Evaluation is one of many factors affecting decision making
I am, as a rule, a relentless optimist. After almost two decades of involvement in evaluation and impact, I still truly believe that our clients use our evaluations to help them make stronger decisions about their work, not just as shiny reports to present to their funders. And indeed, most of them do.
However, optimism is different from naivety and I am well aware that decision making is seldom truly evidence based. Evaluation and impact assessment is simply one of many variables that effects how those in authority make decisions.
Over the last year we have heard a lot about post-truth politics. Appeals to emotion have proved incredibly powerful, regardless of whether the fact checkers agree with the claims being made. Independent experts have been treated with increasing suspicion, portrayed as part of an out-of-touch elite – or worse, part of the establishment’s tactics to conceal the ‘truth’ and maintain the status quo.
What does this move away from experts mean for evaluation? Are evaluators an endangered species in a post-truth world?
Evaluation is still vital
Evaluation is still needed – perhaps more than ever. Whatever the current climate, there will always be an audience for well-collected, thoughtfully analysed and constructively presented evidence that enables people to make better decisions. But, current debates may reinforce several issues with evaluation that we have known about for a while.
Evaluation needs to be participatory
Post-truth politics, even more so than before, sounds the death knell to the idea that an independent evaluator can sit in her ivory tower looking down in judgement at the subjects of her evaluation. This has never been NCVO CES’ approach to evaluation (no one ever gave me an ivory tower, anyhow) and it certainly cannot be in the future.
In a post-truth era we should also continue to involve people in the process of evaluation as much as possible, so that it’s relevant to the community it’s intended to help. Without compromising independence, we often, for example, co- create an evaluation’s design or recommendations. What better way to decide what to measure or how to move forwards on an issue than to involve someone with first-hand experience?
Evaluation must continue to manage different versions of the truth
As evaluators of outcomes and impact in the voluntary sector it is our job to seek to understand people’s experiences and to consider what change has, or hasn’t, happened, and why. This reality is often complex and messy, usually involving a range of perspectives, and sometimes producing conflicting findings. The evaluator’s responsibility is to accurately reflect this in their evaluation, and to give voice to all stakeholders and their views on what constitutes ‘fact’, including the views of groups that are seldom heard.
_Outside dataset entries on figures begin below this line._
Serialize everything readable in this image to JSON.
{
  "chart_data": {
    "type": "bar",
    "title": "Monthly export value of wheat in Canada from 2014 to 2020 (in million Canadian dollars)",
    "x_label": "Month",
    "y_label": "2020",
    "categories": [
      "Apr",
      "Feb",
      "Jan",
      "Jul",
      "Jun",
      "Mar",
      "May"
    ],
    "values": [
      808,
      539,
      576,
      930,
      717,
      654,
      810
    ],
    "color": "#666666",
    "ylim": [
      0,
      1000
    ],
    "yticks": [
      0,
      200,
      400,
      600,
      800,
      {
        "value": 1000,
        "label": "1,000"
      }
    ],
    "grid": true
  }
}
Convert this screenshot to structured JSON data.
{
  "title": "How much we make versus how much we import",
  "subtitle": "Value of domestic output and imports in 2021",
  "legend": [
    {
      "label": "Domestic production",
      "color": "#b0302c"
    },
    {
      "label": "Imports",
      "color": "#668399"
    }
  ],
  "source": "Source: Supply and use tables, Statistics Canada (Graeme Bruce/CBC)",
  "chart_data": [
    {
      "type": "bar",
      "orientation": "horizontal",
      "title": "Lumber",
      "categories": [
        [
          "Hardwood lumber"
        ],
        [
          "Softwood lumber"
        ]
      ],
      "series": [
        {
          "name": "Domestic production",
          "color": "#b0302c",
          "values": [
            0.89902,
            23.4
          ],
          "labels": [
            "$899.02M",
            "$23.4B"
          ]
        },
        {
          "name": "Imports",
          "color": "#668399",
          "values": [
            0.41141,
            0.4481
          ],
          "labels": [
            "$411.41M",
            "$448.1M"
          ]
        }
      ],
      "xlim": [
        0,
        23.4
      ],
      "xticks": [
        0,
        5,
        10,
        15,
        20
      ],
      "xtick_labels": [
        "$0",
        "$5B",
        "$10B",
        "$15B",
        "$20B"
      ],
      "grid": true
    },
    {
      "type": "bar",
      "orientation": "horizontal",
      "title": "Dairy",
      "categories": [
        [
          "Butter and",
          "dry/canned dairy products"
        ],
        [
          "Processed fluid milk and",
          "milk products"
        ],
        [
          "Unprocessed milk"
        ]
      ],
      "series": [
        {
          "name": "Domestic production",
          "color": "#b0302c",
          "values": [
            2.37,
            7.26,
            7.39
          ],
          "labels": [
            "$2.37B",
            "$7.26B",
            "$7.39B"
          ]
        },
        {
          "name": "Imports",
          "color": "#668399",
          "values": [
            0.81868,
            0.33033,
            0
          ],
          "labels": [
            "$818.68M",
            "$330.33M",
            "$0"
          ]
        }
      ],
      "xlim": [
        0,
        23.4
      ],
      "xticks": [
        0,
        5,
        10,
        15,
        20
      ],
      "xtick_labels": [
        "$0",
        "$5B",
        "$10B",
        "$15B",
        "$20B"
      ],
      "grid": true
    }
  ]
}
Evaluation must be creative and engaging
Some people will always like quantitative approaches, loaded with statistics and charts. But these benefit from presentation alongside more qualitative methods like case studies. More than ever, these qualitative approaches are what really convince people of the success of a project or of the need to take action because they have greater emotional impact.
Simply producing a final report is now no longer enough. We need a range of ways to share data, from formal reports to cartoons and podcasts, so we can engage a range of people. We should start by considering who our evaluation audiences are and what concerns they have, rather than defaulting to more formal or traditional methods.
So, if the full potential of impact-focused evaluation is to be unleashed, it needs to come off the page and out of the office, and fully engage with the people and the issues it is intended to serve. In this way, evaluation and evidence can be tools for good, helping us to sort between the truths and post truths and to make better-informed decisions to help create positive change in the world.